From Eat the Buddha: Life and Death in a Tibetan Town, by Barbara Demick (Random House, 2020), Kindle pp. 14-15:
Tibetans themselves have a fanciful origin myth with nods to both Darwinism and Buddhism. Although there are various permutations to the story, the gist is that the Tibetan people are the descendants of an ape and an ogress who mated on a cliff above a vast inland sea that once covered the Tibetan plateau. (The part about the sea is supported by geological evidence.) The ape was said to be a manifestation of Avalokitesvara, the bodhisattva of compassion, gentle in nature, and the ogress a pitiless warrior.
These qualities would be inherited by their descendants, the Tibetan people, whose destiny would be shaped by competing strains of compassion and cruelty.
Even after the introduction of Buddhism, imported from India in the seventh century, the Tibetans were hardly pacifists. Nor were they particularly insular, contrary to the latter-day reputation of Tibet as a hermit kingdom. In an era when horsemanship was the most essential skill of war, Tibetans ranged across central Asia, sacking cities and subduing other peoples who were incorporated into the Tibetan nation. Under the great emperor Songtsen Gampo, the Tibetans built an empire that rivaled those of the Mongols, Turks, and Arabs. For a brief moment in history, fleeting but hardly forgotten, the Tibetans were even more powerful than the Chinese. In 763 the Tibetans sacked Chang’an, the Tang dynasty capital city now known as Xi’an, home of the terracotta warriors. Their occupation of the city lasted only fifteen days, but it would be long remembered by Tibetans with pride.
The Tibetan empire collapsed in the mid-ninth century and fragmented into minor principalities. It was not until 1642 that a strong, centralized Tibet was reestablished under the leadership of a succession of Dalai Lamas installed and supported by the powerful Mongols. The fifth Dalai Lama had the Potala Palace built on the ruins of the fortress of Songtsen Gampo, giving the impression of an unbroken line of succession with the past.
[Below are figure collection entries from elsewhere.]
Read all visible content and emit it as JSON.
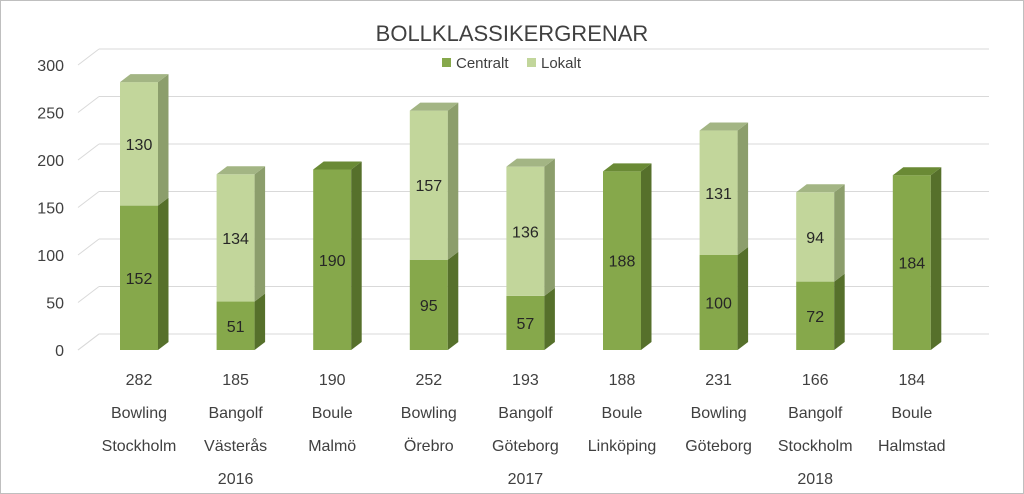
{
  "chart_data": {
    "type": "bar",
    "stacked": true,
    "three_d": true,
    "title": "BOLLKLASSIKERGRENAR",
    "ylim": [
      0,
      300
    ],
    "yticks": [
      0,
      50,
      100,
      150,
      200,
      250,
      300
    ],
    "grid": true,
    "legend_position": "top",
    "categories": [
      {
        "total": "282",
        "sport": "Bowling",
        "city": "Stockholm"
      },
      {
        "total": "185",
        "sport": "Bangolf",
        "city": "Västerås"
      },
      {
        "total": "190",
        "sport": "Boule",
        "city": "Malmö"
      },
      {
        "total": "252",
        "sport": "Bowling",
        "city": "Örebro"
      },
      {
        "total": "193",
        "sport": "Bangolf",
        "city": "Göteborg"
      },
      {
        "total": "188",
        "sport": "Boule",
        "city": "Linköping"
      },
      {
        "total": "231",
        "sport": "Bowling",
        "city": "Göteborg"
      },
      {
        "total": "166",
        "sport": "Bangolf",
        "city": "Stockholm"
      },
      {
        "total": "184",
        "sport": "Boule",
        "city": "Halmstad"
      }
    ],
    "years": [
      {
        "label": "2016",
        "center_index": 1
      },
      {
        "label": "2017",
        "center_index": 4
      },
      {
        "label": "2018",
        "center_index": 7
      }
    ],
    "series": [
      {
        "name": "Centralt",
        "color": "#86a84b",
        "side": "#56702b",
        "top": "#6a8a35",
        "values": [
          152,
          51,
          190,
          95,
          57,
          188,
          100,
          72,
          184
        ]
      },
      {
        "name": "Lokalt",
        "color": "#c2d69b",
        "side": "#8c9e6c",
        "top": "#a3b584",
        "values": [
          130,
          134,
          null,
          157,
          136,
          null,
          131,
          94,
          null
        ]
      }
    ]
  }
}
But his Tibet was less than half the size of the former empire, with most of the formerly Tibetan lands to the east split up among various smaller kingdoms and fiefdoms, of which the Mei kingdom of Princess Gonpo’s ancestors was one of many.
Gonpo’s ancestors came originally from the western reach of the plateau, near Mount Kailash—a region called Ngari, which might account for the name Ngaba. Perhaps to enhance their legitimacy, they claimed to have migrated during the ninth century, the golden age of Tibet, as warriors under the command of the great emperors. When the Tibetan empire collapsed and receded, an official history suggests, they remained behind in the east, establishing their own fiefdom.
Ngaba was the perfect place to go rogue. It was the very embodiment of the old Chinese chestnut “Heaven is high and the emperor is far away.” It was more than one thousand miles from Beijing—at least a month’s journey by horseback—and nearly as far from Lhasa. By the time the Mei kingdom was firmly established in the eighteenth century, the eastern reaches of the Tibetan plateau had been annexed by the Manchus, who had conquered China and established the Qing dynasty. But the Qing emperors were stretched too thin to bother with the tiresome task of governance. They would send in the cavalry only if fighting between fractious chieftains threatened the empire. The attitude seemed to be “Let the barbarians rule themselves.” They even gave imperial seals to many of the local rulers, Gonpo’s ancestors included, confirming their authority to rule.